Keli E. Hileman, 2004 Teacher of the Year

This award-winning educator touts NEC's VT465 projector for its easy-to-operate, lightweight portability.

Keil E. Heilman, II
2004 Kansas State Teacher of the Year

The Challenge

Keil Hileman has a clear vision of how technology can make an impact in secondary education. Hileman has been teaching six through eighth grade social studies for a decade at Monticello Trails Middle School in Shawnee, Kansas. He also is the recipient of the 2004 Kansas Teacher of the Year, and one of four finalists for the 2004 National Teacher of the Year, the nation’s top teaching honor announced by President George W. Bush and First Lady Laura Bush at the White House. He travels around the country giving inspirational talks about the power of effective teaching and inspiring the creative genius in our nation’s children, and was recently hired by the United States Department of Education to work with the Secretary of Education.

After years of collecting historical artifacts, such as a 3000-year-old Chinese coin, an antique cash register and a nickel and cast iron stove, Hileman established a class called Museum Connections. The unique, personally-designed curriculum uses artifacts, hands-on lessons, Internet searches, video clips, and student-created projects to teach social studies lessons. Hileman also developed a class museum, containing thousands of artifacts procured by Hileman and donated by students, parents and members of the community. Soon Hileman was considered a motivator for higher-level learning, and created an educational bond for the Kansas City community.

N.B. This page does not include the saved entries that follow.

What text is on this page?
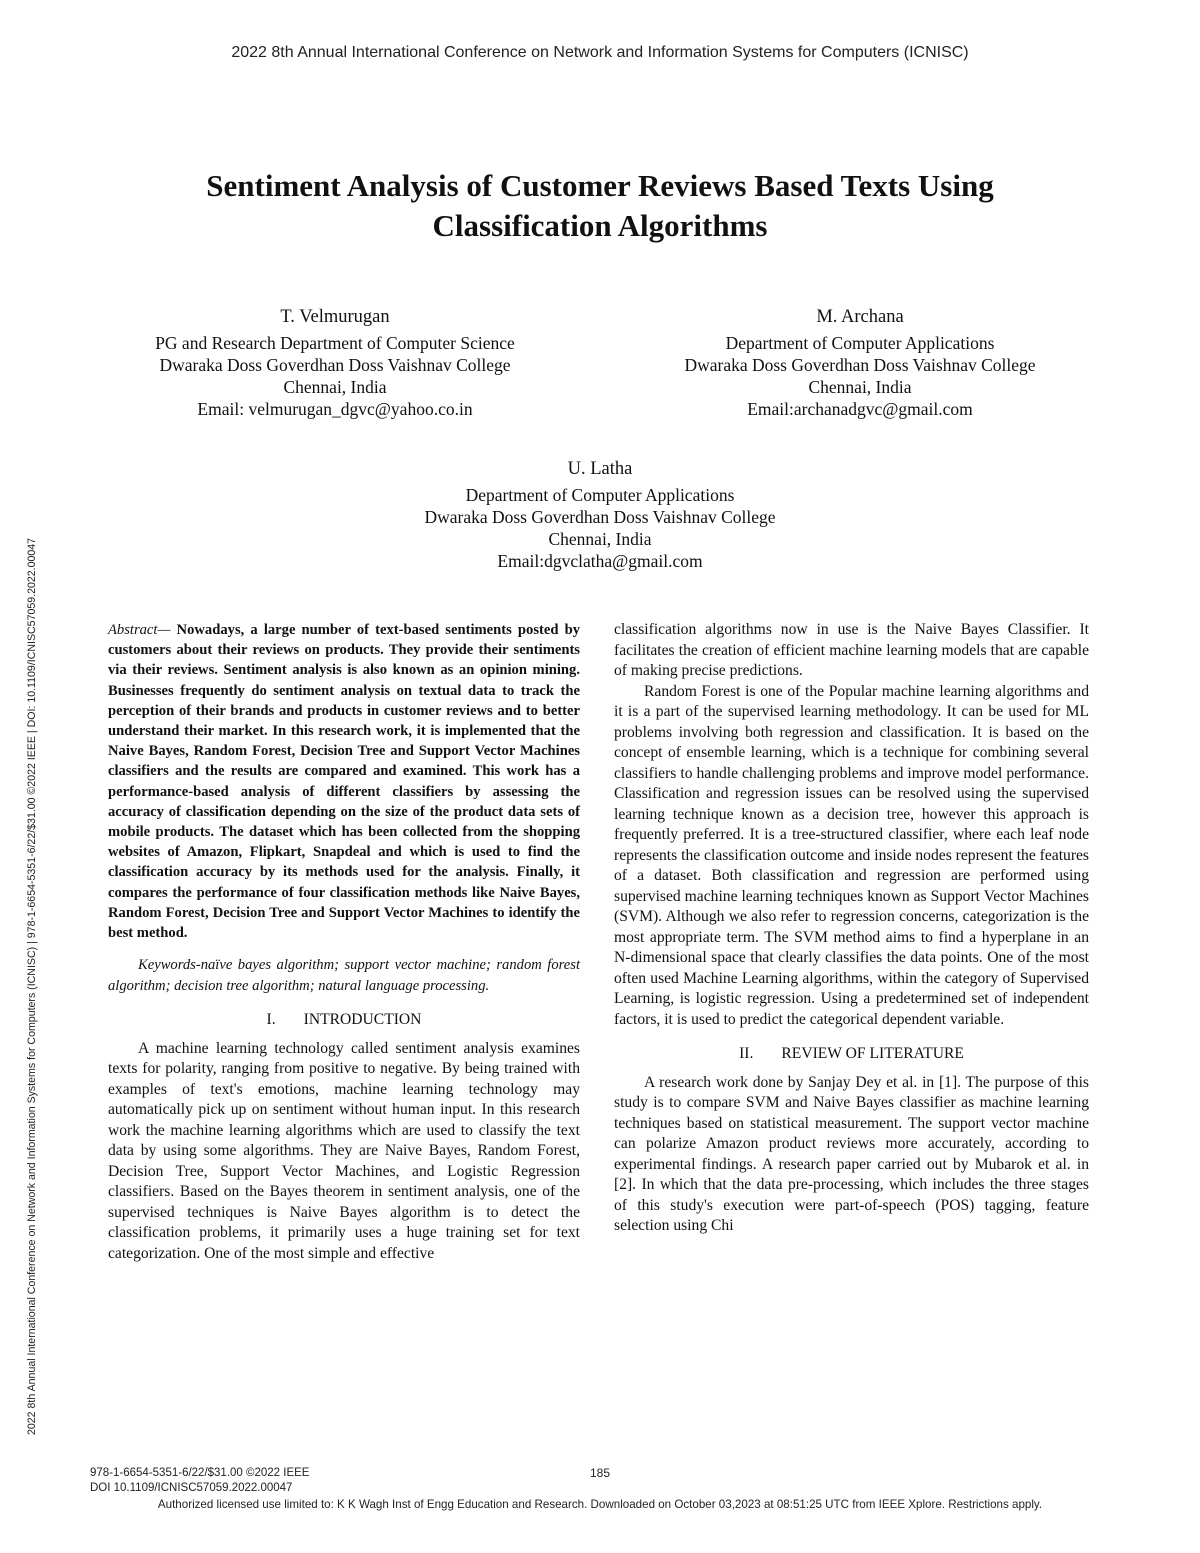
2022 8th Annual International Conference on Network and Information Systems for Computers (ICNISC)
2022 8th Annual International Conference on Network and Information Systems for Computers (ICNISC) | 978-1-6654-5351-6/22/$31.00 ©2022 IEEE | DOI: 10.1109/ICNISC57059.2022.00047
Sentiment Analysis of Customer Reviews Based Texts Using
Classification Algorithms
T. Velmurugan
PG and Research Department of Computer Science
Dwaraka Doss Goverdhan Doss Vaishnav College
Chennai, India
Email: velmurugan_dgvc@yahoo.co.in
M. Archana
Department of Computer Applications
Dwaraka Doss Goverdhan Doss Vaishnav College
Chennai, India
Email:archanadgvc@gmail.com
U. Latha
Department of Computer Applications
Dwaraka Doss Goverdhan Doss Vaishnav College
Chennai, India
Email:dgvclatha@gmail.com

Abstract— Nowadays, a large number of text-based sentiments posted by customers about their reviews on products. They provide their sentiments via their reviews. Sentiment analysis is also known as an opinion mining. Businesses frequently do sentiment analysis on textual data to track the perception of their brands and products in customer reviews and to better understand their market. In this research work, it is implemented that the Naive Bayes, Random Forest, Decision Tree and Support Vector Machines classifiers and the results are compared and examined. This work has a performance-based analysis of different classifiers by assessing the accuracy of classification depending on the size of the product data sets of mobile products. The dataset which has been collected from the shopping websites of Amazon, Flipkart, Snapdeal and which is used to find the classification accuracy by its methods used for the analysis. Finally, it compares the performance of four classification methods like Naive Bayes, Random Forest, Decision Tree and Support Vector Machines to identify the best method.

Keywords-naïve bayes algorithm; support vector machine; random forest algorithm; decision tree algorithm; natural language processing.

I. INTRODUCTION

A machine learning technology called sentiment analysis examines texts for polarity, ranging from positive to negative. By being trained with examples of text's emotions, machine learning technology may automatically pick up on sentiment without human input. In this research work the machine learning algorithms which are used to classify the text data by using some algorithms. They are Naive Bayes, Random Forest, Decision Tree, Support Vector Machines, and Logistic Regression classifiers. Based on the Bayes theorem in sentiment analysis, one of the supervised techniques is Naive Bayes algorithm is to detect the classification problems, it primarily uses a huge training set for text categorization. One of the most simple and effective

classification algorithms now in use is the Naive Bayes Classifier. It facilitates the creation of efficient machine learning models that are capable of making precise predictions.

Random Forest is one of the Popular machine learning algorithms and it is a part of the supervised learning methodology. It can be used for ML problems involving both regression and classification. It is based on the concept of ensemble learning, which is a technique for combining several classifiers to handle challenging problems and improve model performance. Classification and regression issues can be resolved using the supervised learning technique known as a decision tree, however this approach is frequently preferred. It is a tree-structured classifier, where each leaf node represents the classification outcome and inside nodes represent the features of a dataset. Both classification and regression are performed using supervised machine learning techniques known as Support Vector Machines (SVM). Although we also refer to regression concerns, categorization is the most appropriate term. The SVM method aims to find a hyperplane in an N-dimensional space that clearly classifies the data points. One of the most often used Machine Learning algorithms, within the category of Supervised Learning, is logistic regression. Using a predetermined set of independent factors, it is used to predict the categorical dependent variable.

II. REVIEW OF LITERATURE

A research work done by Sanjay Dey et al. in [1]. The purpose of this study is to compare SVM and Naive Bayes classifier as machine learning techniques based on statistical measurement. The support vector machine can polarize Amazon product reviews more accurately, according to experimental findings. A research paper carried out by Mubarok et al. in [2]. In which that the data pre-processing, which includes the three stages of this study's execution were part-of-speech (POS) tagging, feature selection using Chi

978-1-6654-5351-6/22/$31.00 ©2022 IEEE
DOI 10.1109/ICNISC57059.2022.00047
185
Authorized licensed use limited to: K K Wagh Inst of Engg Education and Research. Downloaded on October 03,2023 at 08:51:25 UTC from IEEE Xplore. Restrictions apply.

“My passion is setting students' minds ablaze with a love of creative learning and the power of knowledge,” said Hileman. “It is the teacher's responsibility to determine what it will take to enable students to explore the world they live in, empower them with useful learning and excel by applying that knowledge to achieve educational and personal goals in their everyday lives.”

Hileman was challenged with how to supplement his teaching with visuals to inspire imagination and propel students out of the classroom and around the world to experience diverse cultures, historic wars and epic global events. How was he going to change lives with old textbooks, a chalkboard and a $200 budget?

The Solution

NEC donated its VT465 portable, easy-to-operate, lightweight projectors to the 2004 U.S. State Teachers of the Year. The technology dramatically changed Hileman’s – and his students’ – lives, and has had a great impact on the local community.

Now, instead of antiquated tools, Hileman and his students use NEC’s portable projector to bring the classroom to life. Vivid and clear images capture the interest of curious students eager to learn and share their knowledge.

As Hileman travels around the country, he brings to life the real stories behind the museum artifacts. Instead of passing around the 3000 year old Chinese coin to an audience of 300 people, Hileman can broadcast the piece for the entire audience to experience and share the Chinese culture and history together. And, instead of quoting a movie about the Civil War and retelling how it fits into his discussion, Hileman can show a touching film clip to the audience, and engage them in ways a simple verbal discussion just can’t do.

"Keil offers the best 'hands-on' teaching methods I have ever seen in the thirty years I have taught," a fellow teacher commented. "His room is a plethora of historical information, artifacts, and stimulating materials that peaks student’s interest in the topic they are covering. At the end of each unit, he ties it all back to the present day by showing a film that accentuates the time period."